Но чем дальше, тем нуднее и тяжелее становилась игра граблями. Жарко. Пить хочется. Прошуршит ветерок в кустах, набежит охлаждающей струей, и опять зной неподвижный, тяжкий, чуть колышущийся. Пыль подымается от комьев земли, не разбитых весной, набивается в чулки и башмаки. Звенит в ушах — как будто детский крик, далекий-далекий, но не видать никого. Жаркая, недвижная тишь висит — колдует над полями…
Зной. Входит в тело неодолимая усталость, лень. Еле подымаются руки. Силы есть еще — Гаврил чувствовал, — но как все надоедливо, скучно. Эта незаметность, малость сделанного нагоняла тоску. Сколько ни махал он руками, а все еще мало их, взлохмаченных валиков, и удивительно медленно идет время, и много еще дня осталось впереди — целая вечность.
К полудню выше стало голубое небо, сильней трещали кузнечики в траве, редкие и сквозистые лежали зеленые тени по балке.
— Гресть надо колосок к колосу, — сказал Семен, кинув небрежный взгляд на работу брата. — Вот за мной, бывало, никто не успевает гресть…
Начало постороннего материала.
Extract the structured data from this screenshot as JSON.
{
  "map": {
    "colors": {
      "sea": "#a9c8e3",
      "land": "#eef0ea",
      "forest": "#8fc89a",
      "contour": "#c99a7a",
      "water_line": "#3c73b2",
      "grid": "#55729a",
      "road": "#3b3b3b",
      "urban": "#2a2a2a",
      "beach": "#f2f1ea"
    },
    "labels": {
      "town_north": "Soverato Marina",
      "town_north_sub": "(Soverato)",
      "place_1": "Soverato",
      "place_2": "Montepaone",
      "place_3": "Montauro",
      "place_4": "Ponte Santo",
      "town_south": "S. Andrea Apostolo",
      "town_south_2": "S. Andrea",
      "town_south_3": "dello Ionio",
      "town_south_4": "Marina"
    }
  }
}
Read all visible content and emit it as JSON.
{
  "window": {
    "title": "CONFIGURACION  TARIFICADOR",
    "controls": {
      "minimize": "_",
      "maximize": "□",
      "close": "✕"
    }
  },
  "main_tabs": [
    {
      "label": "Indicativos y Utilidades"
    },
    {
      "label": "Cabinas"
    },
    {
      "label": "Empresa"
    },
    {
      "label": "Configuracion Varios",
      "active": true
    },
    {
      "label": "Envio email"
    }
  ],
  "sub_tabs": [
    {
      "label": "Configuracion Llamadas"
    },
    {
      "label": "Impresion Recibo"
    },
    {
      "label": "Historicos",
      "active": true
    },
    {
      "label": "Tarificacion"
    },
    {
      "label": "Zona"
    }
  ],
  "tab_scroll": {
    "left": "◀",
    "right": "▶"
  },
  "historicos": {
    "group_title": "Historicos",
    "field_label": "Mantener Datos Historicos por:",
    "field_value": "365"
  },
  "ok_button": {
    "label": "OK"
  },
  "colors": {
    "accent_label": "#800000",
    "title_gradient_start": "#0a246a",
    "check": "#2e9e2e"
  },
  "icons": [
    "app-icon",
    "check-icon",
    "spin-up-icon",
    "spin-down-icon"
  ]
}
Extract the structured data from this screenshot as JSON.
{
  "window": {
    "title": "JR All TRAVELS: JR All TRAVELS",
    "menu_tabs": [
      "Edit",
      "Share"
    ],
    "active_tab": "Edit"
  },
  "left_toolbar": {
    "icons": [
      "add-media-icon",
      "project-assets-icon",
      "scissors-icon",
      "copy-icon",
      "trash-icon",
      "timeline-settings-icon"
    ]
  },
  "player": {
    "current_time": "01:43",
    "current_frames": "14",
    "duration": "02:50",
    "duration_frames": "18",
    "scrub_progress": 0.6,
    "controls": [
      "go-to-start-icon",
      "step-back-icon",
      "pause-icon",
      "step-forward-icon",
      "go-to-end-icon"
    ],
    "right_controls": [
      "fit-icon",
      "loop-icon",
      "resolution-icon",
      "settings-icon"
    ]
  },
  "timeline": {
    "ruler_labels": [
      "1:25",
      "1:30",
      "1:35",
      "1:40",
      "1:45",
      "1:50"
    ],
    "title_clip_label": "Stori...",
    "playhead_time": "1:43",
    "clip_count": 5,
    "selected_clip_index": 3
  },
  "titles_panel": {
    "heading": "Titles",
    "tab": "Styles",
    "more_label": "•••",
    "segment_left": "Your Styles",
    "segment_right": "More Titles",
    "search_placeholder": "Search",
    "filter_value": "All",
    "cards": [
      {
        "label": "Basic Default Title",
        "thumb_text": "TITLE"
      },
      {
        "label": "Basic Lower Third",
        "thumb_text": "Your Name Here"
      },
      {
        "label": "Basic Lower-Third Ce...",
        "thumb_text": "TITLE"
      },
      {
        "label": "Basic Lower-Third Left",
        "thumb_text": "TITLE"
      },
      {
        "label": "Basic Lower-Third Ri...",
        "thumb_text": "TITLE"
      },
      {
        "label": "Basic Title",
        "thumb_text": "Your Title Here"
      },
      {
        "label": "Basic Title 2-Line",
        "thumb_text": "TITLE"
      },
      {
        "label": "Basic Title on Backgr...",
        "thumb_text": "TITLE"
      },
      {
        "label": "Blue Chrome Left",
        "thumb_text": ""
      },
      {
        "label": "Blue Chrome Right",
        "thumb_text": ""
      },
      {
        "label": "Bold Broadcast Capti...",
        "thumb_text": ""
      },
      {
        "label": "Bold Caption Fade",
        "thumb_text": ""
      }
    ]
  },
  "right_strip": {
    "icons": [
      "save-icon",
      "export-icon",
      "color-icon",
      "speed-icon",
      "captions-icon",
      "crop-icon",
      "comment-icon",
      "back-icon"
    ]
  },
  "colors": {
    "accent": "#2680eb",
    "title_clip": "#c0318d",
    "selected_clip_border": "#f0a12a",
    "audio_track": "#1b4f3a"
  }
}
Он был здесь настоящим героем, этот неуклюжий, невзрачный Семен с квадратной спиной и медлительными движениями. Гаврил это чувствовал по его спокойно-уверенному тону, как у корпусного командира, по тому почтительному отношению, какое именно ему показывал Иван Борщ, изредка, мимоходом, пренебрежительным взглядом посматривавший на работу Гаврила. И если бы здесь слагались героические сказания или песни, они воспели бы именно Семена, такого серого, запыленного, незаметного в сравнении с ним, блестящим подхорунжим в офицерских погонах. Здесь было особое щегольство талантом ловкости и спорости в работе, талантом выносливости и терпения. Пусть самый сильный артист-работник сделает в пять раз меньше, чем дешевая жнея-лобогрейка, но именно он артист и герой, в работе несокрушимый, и в нем особая красота, когда он, кончив ряд, идет с косой на плече, медлительный, серьезный и важный…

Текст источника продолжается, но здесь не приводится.